Dense forests on the other hand do not greatly benefit a creature that spots its prey from high in the air. Forests such as this must be maintained through controlled burns. In times of scarcity, a dragon might use its fiery breath to flush game out into the open. Again, this requires intelligence and cunning.
So can I buy you a drink?
Why would a dragon hoard wealth? This is a truly puzzling question given the fact that dragons don’t spend money. Why have it; why sleep with it? Dragons not only want money, they obsessively covet it and are likely to know exactly how much and what they have. A dragon might be able to tell you precisely how many gold pieces they have and where they came from. This is a very particular thing about dragons, their minds catalog possessions as well as lore. The dragon is likely to know quite a bit about dragon history, its own domain, threats, and the condition of the livestock in its domain. More on this later.
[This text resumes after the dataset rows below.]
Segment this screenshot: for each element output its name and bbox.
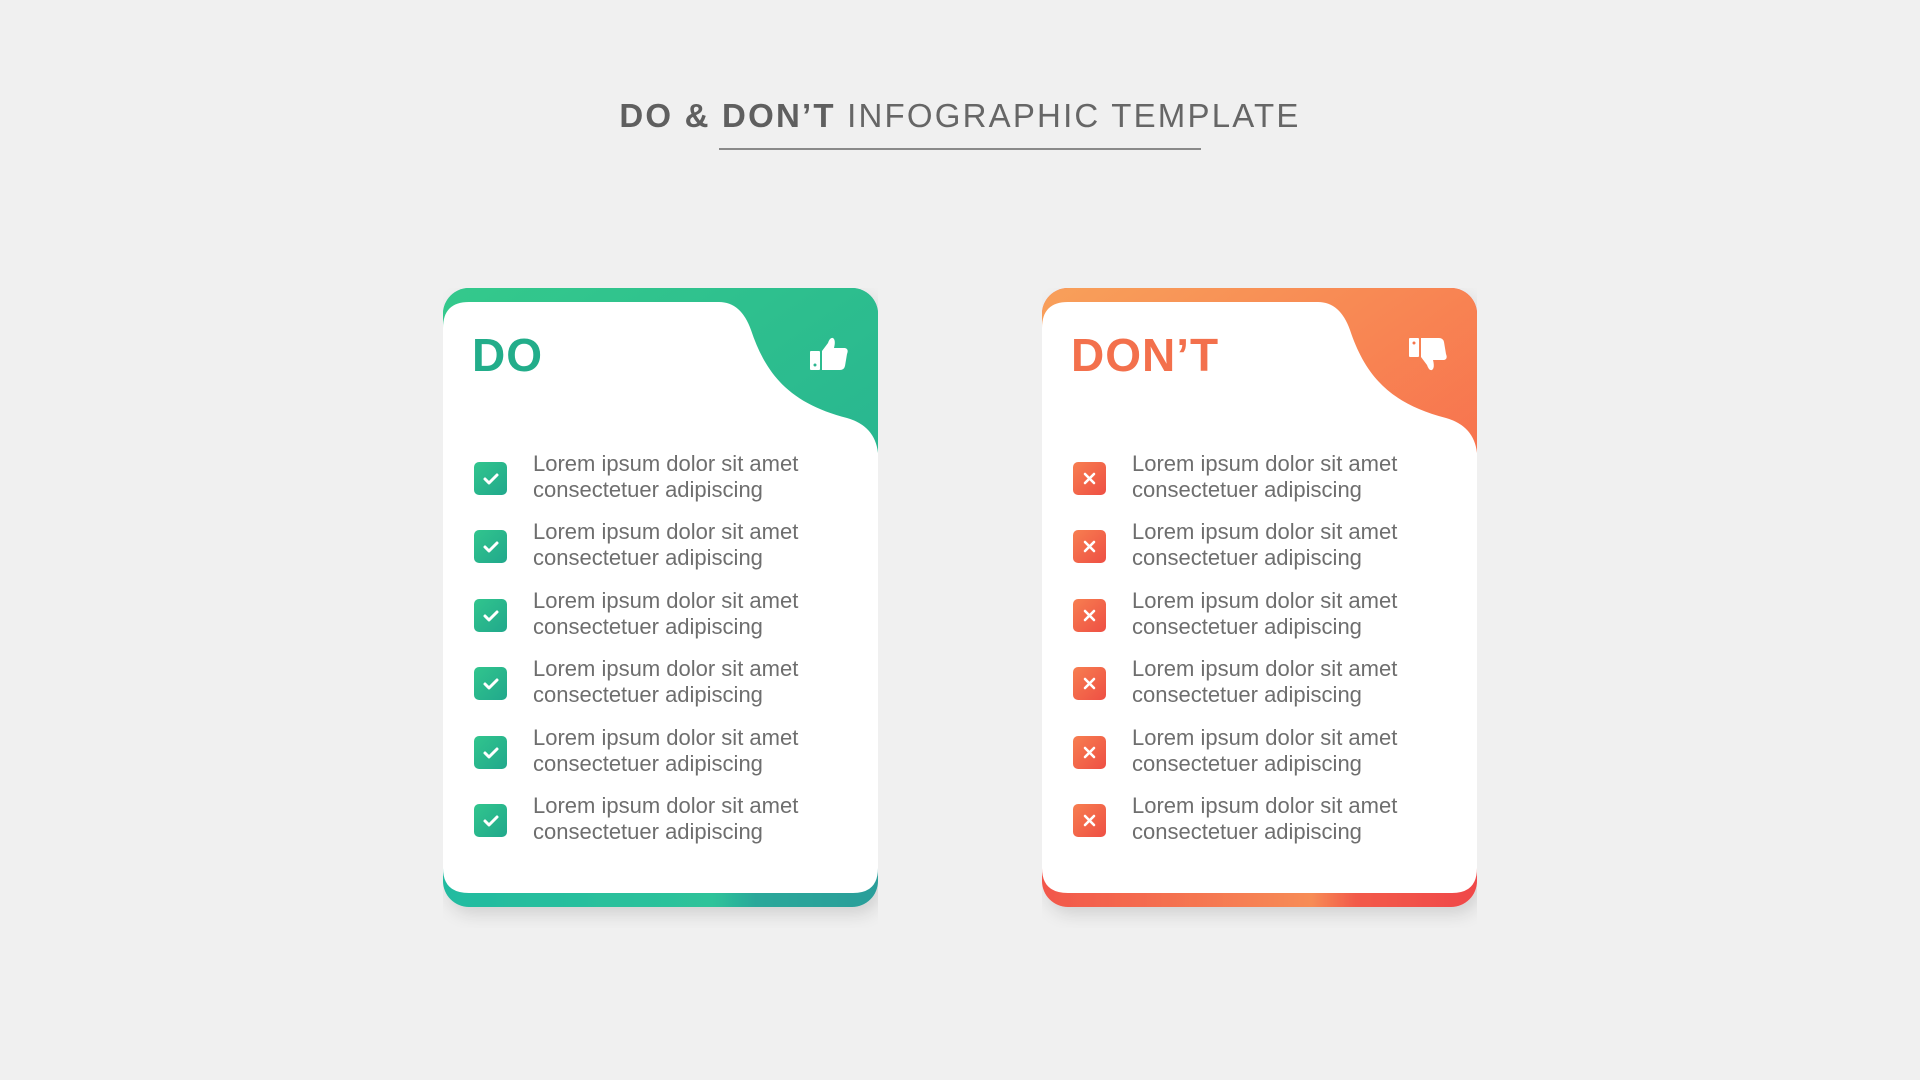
panel: do: consectetuer adipiscing xyxy=(533,477,763,502)
panel: don't xyxy=(1042,288,1477,919)
panel: do: consectetuer adipiscing xyxy=(533,751,763,776)
panel: do: Lorem ipsum dolor sit amet xyxy=(533,793,798,818)
panel: do: Lorem ipsum dolor sit amet xyxy=(533,588,798,613)
heading: DO: DO xyxy=(472,329,543,381)
panel: don't: consectetuer adipiscing xyxy=(1132,751,1362,776)
panel: don't: consectetuer adipiscing xyxy=(1132,477,1362,502)
panel: do: Lorem ipsum dolor sit amet xyxy=(533,451,798,476)
panel: do: consectetuer adipiscing xyxy=(533,682,763,707)
panel: do: consectetuer adipiscing xyxy=(533,614,763,639)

As previously discussed, dragonkind well predate civilization and the minting of coin. So why would they have any biological compulsion to collect these things? If we examine the basic drives of all creatures, the strongest ones are those of survival and reproduction. Since this behavior does not enhance a dragon’s ability to survive, it must enhance its ability to reproduce.
Oh, Isn’t that shiny
When we look at flying creatures we see a good deal of sexual dimorphism in many of them. Typically, males will have bright colors. The peacock is an extreme example of this. As part of sexual behavior, certain male birds will gather shiny objects to attract females. This is especially true among the more intelligent birds such as the Corvidae. These shiny items will be used to decorate the nest.
Consider the dragon; what makes him attractive: size, ferocity, and appearance. On this last one, we should ask ourselves ‘How would a healthy dragon appear?’. A healthy male dragon is likely to have glossy and colorful scales. Here we have the major attraction to gold coins. A dragon able to secure a large horde is likely to be attractive to females. The shape of coins is similar to scales. The color and shine of gold is also likely to be attractive. Again, since size is likely an attractor, a large horde would probably trigger sexual receptiveness in female dragons.